In der Frühlingskälte trafen wir den Schriftsteller György Stoffán in der Innenstadt von Székesfehérvár, im Szent-István-Király-Museum. Beim Kaffee sprachen wir über den Glauben, den Krieg, die Fastenzeit... und alles, was sonst noch zur Sprache kam.
- Sie haben schon lange nicht mehr über Politik oder innenpolitische Skandale geschrieben, aber in letzter Zeit haben Sie eine Menge brillanter Artikel verfasst. Was istpassiert?
- Nicht, dass dies so brillante Ideen wären. Ich versuche lediglich, die Realität der Realität zu beschreiben. Das ist nicht schwer. Sie ist gegeben. Was das Fehlen von Artikeln über die Innenpolitik angeht, so wäre es für mich so, als würde ich seitenweise darüber schreiben, dass ich in eine Canis merda getreten bin. Das ist unter meiner Würde. Über diese Opposition, über die Erscheinungsformen dieser Opposition gibt es nichts zu schreiben. Die betrunkenen Gäste der Dorfkneipe sind im Vergleich dazu Universitätsprofessoren. Menschlich und moralisch sind sie so abgrundtief, dass ich mich oft frage, wieviel man ihnen für diese furchtbar erniedrigende Rolle zahlen kann. Denn wenn sie jemals in den Geschichtsbüchern erwähnt werden, dann in etwa so, wie Szamuely, Mátyás Rákosi oder Béla Kun erwähnt werden. [Diese waren die schlimmsten ungarischen Kommunisten, an die man sich erinnern kann. (Anmerkung des Übersetzers)]
- Die Wahlen in Ungarn stehen vor der Tür, es gibt einen Wahlkampf. Wie sehen Sie die Kampagne 2022?

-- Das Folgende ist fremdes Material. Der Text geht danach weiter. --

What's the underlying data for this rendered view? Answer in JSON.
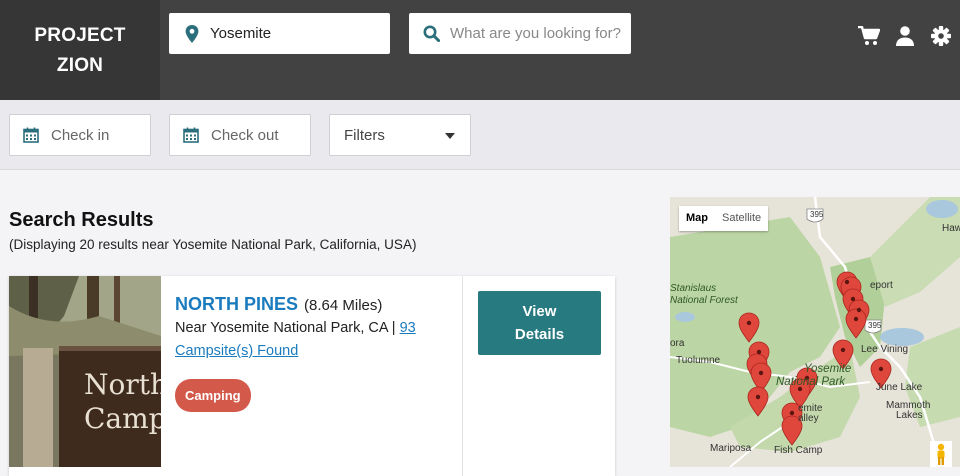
{
  "brand": {
    "line1": "PROJECT",
    "line2": "ZION"
  },
  "header": {
    "location_value": "Yosemite",
    "search_placeholder": "What are you looking for?",
    "icons": [
      "cart-icon",
      "user-icon",
      "gear-icon"
    ]
  },
  "filters": {
    "check_in_placeholder": "Check in",
    "check_out_placeholder": "Check out",
    "filters_label": "Filters"
  },
  "results": {
    "title": "Search Results",
    "subtitle": "(Displaying 20 results near Yosemite National Park, California, USA)"
  },
  "cards": [
    {
      "photo_sign_line1": "North",
      "photo_sign_line2": "Camp",
      "name": "NORTH PINES",
      "distance": "(8.64 Miles)",
      "near_prefix": "Near Yosemite National Park, CA |",
      "count_link_a": "93",
      "count_link_b": "Campsite(s) Found",
      "tag": "Camping",
      "button_line1": "View",
      "button_line2": "Details"
    }
  ],
  "map": {
    "toggle_map": "Map",
    "toggle_satellite": "Satellite",
    "labels": {
      "route395a": "395",
      "route395b": "395",
      "haw": "Haw",
      "bridgeport": "eport",
      "stanislaus1": "Stanislaus",
      "stanislaus2": "National Forest",
      "ora": "ora",
      "tuolumne": "Tuolumne",
      "lee_vining": "Lee Vining",
      "yosemite1": "Yosemite",
      "yosemite2": "National Park",
      "ite": "emite",
      "alley": "alley",
      "june_lake": "June Lake",
      "mammoth1": "Mammoth",
      "mammoth2": "Lakes",
      "mariposa": "Mariposa",
      "fish_camp": "Fish Camp"
    },
    "colors": {
      "park_green": "#b9d3a2",
      "lake_blue": "#a9c7dd",
      "marker_red": "#e0473c"
    }
  },
  "colors": {
    "header": "#424242",
    "accent_teal": "#277a80",
    "link_blue": "#1a7bbf",
    "tag_red": "#d35a4b"
  }
}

- Sehen Sie, ich habe bereits gesagt, was über die Opposition gesagt werden kann. Die Kampagne der Regierungspartei? Das hängt davon ab, für wen sie bestimmt ist. Ich hätte einen etwas anderen Ansatz gewählt, ich hätte mich an die Wähler gewandt. Aber es muss ein Genie dahinter stecken, denn die Intelligenz weiß, wen sie wählen soll. Der „Slogan“ der Kampagne spricht eine andere Wählergruppe an. Aber im Ernst: Leider finde ich die Kampagne unvollständig, weil das Thema verfehlt wird. Ich vermisse die Erwähnung des ungarischen Christentums als kohäsive Kraft, ich weiß nicht, warum man sich für Christus schämt, warum man aufhört, über den Glauben zu sprechen, und warum die Öffentlichkeit jetzt den Promi-Priestern gehört, die die Leute nicht respektieren. Es reicht nicht aus, sich christlich zu nennen, dieses Christentum hat Verpflichtungen. Es ist schön, dass wir Flüchtlingen helfen, wir haben Aktionen, die denen eines Christenmenschen ähneln, aber die Gesellschaft muss zu ihren Wurzeln zurückgeführt werden, zur Anerkennung der Bedeutung einer christlichen Nation.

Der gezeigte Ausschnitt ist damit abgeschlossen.